In addition, the luminance signal processing means 10 may be included as one component of the saturation improving apparatus 100 of the present invention. However, the saturation improving apparatus 100 of the present invention may perform its function independently in a system in which the luminance signal processing means 10 is not provided and thus the input luminance signal does not change.

In addition, when the luminance signal processing means 10 is included in the saturation improving apparatus 100 according to an embodiment of the present invention, the retinex algorithm is performed only on the luminance signal, not on the RGB signal. Therefore, the amount of calculation can be greatly reduced.

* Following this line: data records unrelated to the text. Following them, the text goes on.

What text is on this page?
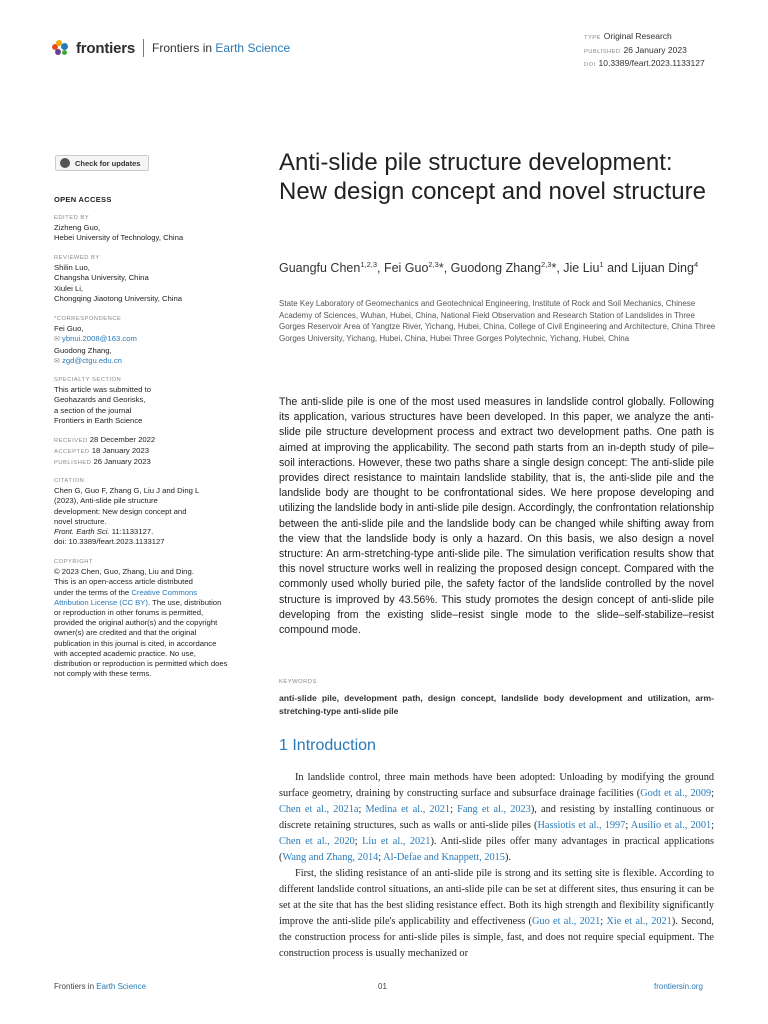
frontiers Frontiers in Earth Science
TYPE Original Research
PUBLISHED 26 January 2023
DOI 10.3389/feart.2023.1133127
Check for updates
OPEN ACCESS
EDITED BY
Zizheng Guo,
Hebei University of Technology, China
REVIEWED BY
Shilin Luo,
Changsha University, China
Xiulei Li,
Chongqing Jiaotong University, China
*CORRESPONDENCE
Fei Guo,
✉ ybnui.2008@163.com
Guodong Zhang,
✉ zgd@ctgu.edu.cn
SPECIALTY SECTION
This article was submitted to
Geohazards and Georisks,
a section of the journal
Frontiers in Earth Science
RECEIVED 28 December 2022
ACCEPTED 18 January 2023
PUBLISHED 26 January 2023
CITATION
Chen G, Guo F, Zhang G, Liu J and Ding L
(2023), Anti-slide pile structure
development: New design concept and
novel structure.
Front. Earth Sci. 11:1133127.
doi: 10.3389/feart.2023.1133127
COPYRIGHT
© 2023 Chen, Guo, Zhang, Liu and Ding.
This is an open-access article distributed
under the terms of the Creative Commons Attribution License (CC BY). The use, distribution or reproduction in other forums is permitted, provided the original author(s) and the copyright owner(s) are credited and that the original publication in this journal is cited, in accordance with accepted academic practice. No use, distribution or reproduction is permitted which does not comply with these terms.
Anti-slide pile structure development: New design concept and novel structure
Guangfu Chen$^{1,2,3}$, Fei Guo$^{2,3}$*, Guodong Zhang$^{2,3}$*, Jie Liu$^1$ and Lijuan Ding$^4$
State Key Laboratory of Geomechanics and Geotechnical Engineering, Institute of Rock and Soil Mechanics, Chinese Academy of Sciences, Wuhan, Hubei, China, National Field Observation and Research Station of Landslides in Three Gorges Reservoir Area of Yangtze River, Yichang, Hubei, China, College of Civil Engineering and Architecture, China Three Gorges University, Yichang, Hubei, China, Hubei Three Gorges Polytechnic, Yichang, Hubei, China
The anti-slide pile is one of the most used measures in landslide control globally. Following its application, various structures have been developed. In this paper, we analyze the anti-slide pile structure development process and extract two development paths. One path is aimed at improving the applicability. The second path starts from an in-depth study of pile–soil interactions. However, these two paths share a single design concept: The anti-slide pile provides direct resistance to maintain landslide stability, that is, the anti-slide pile and the landslide body are thought to be confrontational sides. We here propose developing and utilizing the landslide body in anti-slide pile design. Accordingly, the confrontation relationship between the anti-slide pile and the landslide body can be changed while shifting away from the view that the landslide body is only a hazard. On this basis, we also design a novel structure: An arm-stretching-type anti-slide pile. The simulation verification results show that this novel structure works well in realizing the proposed design concept. Compared with the commonly used wholly buried pile, the safety factor of the landslide controlled by the novel structure is improved by 43.56%. This study promotes the design concept of anti-slide pile developing from the existing slide–resist single mode to the slide–self-stabilize–resist compound mode.
KEYWORDS
anti-slide pile, development path, design concept, landslide body development and utilization, arm-stretching-type anti-slide pile
1 Introduction

In landslide control, three main methods have been adopted: Unloading by modifying the ground surface geometry, draining by constructing surface and subsurface drainage facilities (Godt et al., 2009; Chen et al., 2021a; Medina et al., 2021; Fang et al., 2023), and resisting by installing continuous or discrete retaining structures, such as walls or anti-slide piles (Hassiotis et al., 1997; Ausilio et al., 2001; Chen et al., 2020; Liu et al., 2021). Anti-slide piles offer many advantages in practical applications (Wang and Zhang, 2014; Al-Defae and Knappett, 2015).

First, the sliding resistance of an anti-slide pile is strong and its setting site is flexible. According to different landslide control situations, an anti-slide pile can be set at different sites, thus ensuring it can be set at the site that has the best sliding resistance effect. Both its high strength and flexibility significantly improve the anti-slide pile's applicability and effectiveness (Guo et al., 2021; Xie et al., 2021). Second, the construction process for anti-slide piles is simple, fast, and does not require special equipment. The construction process is usually mechanized or

Frontiers in Earth Science	01	frontiersin.org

In addition, the chrominance signal control means 120 includes a weight calculation means 121, a saturation enhancement means 122, and a chrominance signal comparison means 123.

The weight calculating means 121 calculates a weight to be multiplied by the input color difference signals C1_in and C2_in.

In addition, the weight is basically set to a predetermined gain value by the user, and when the input luminance signal Y_in changes to the output luminance signal Y_out, the weight is calculated by multiplying the change amount of the luminance signal.

The reason for this is that, as described above, since the saturation changes when the color difference signal of the input image is fixed and the luminance changes, the desired saturation value cannot be obtained even if the user amplifies the desired gain value.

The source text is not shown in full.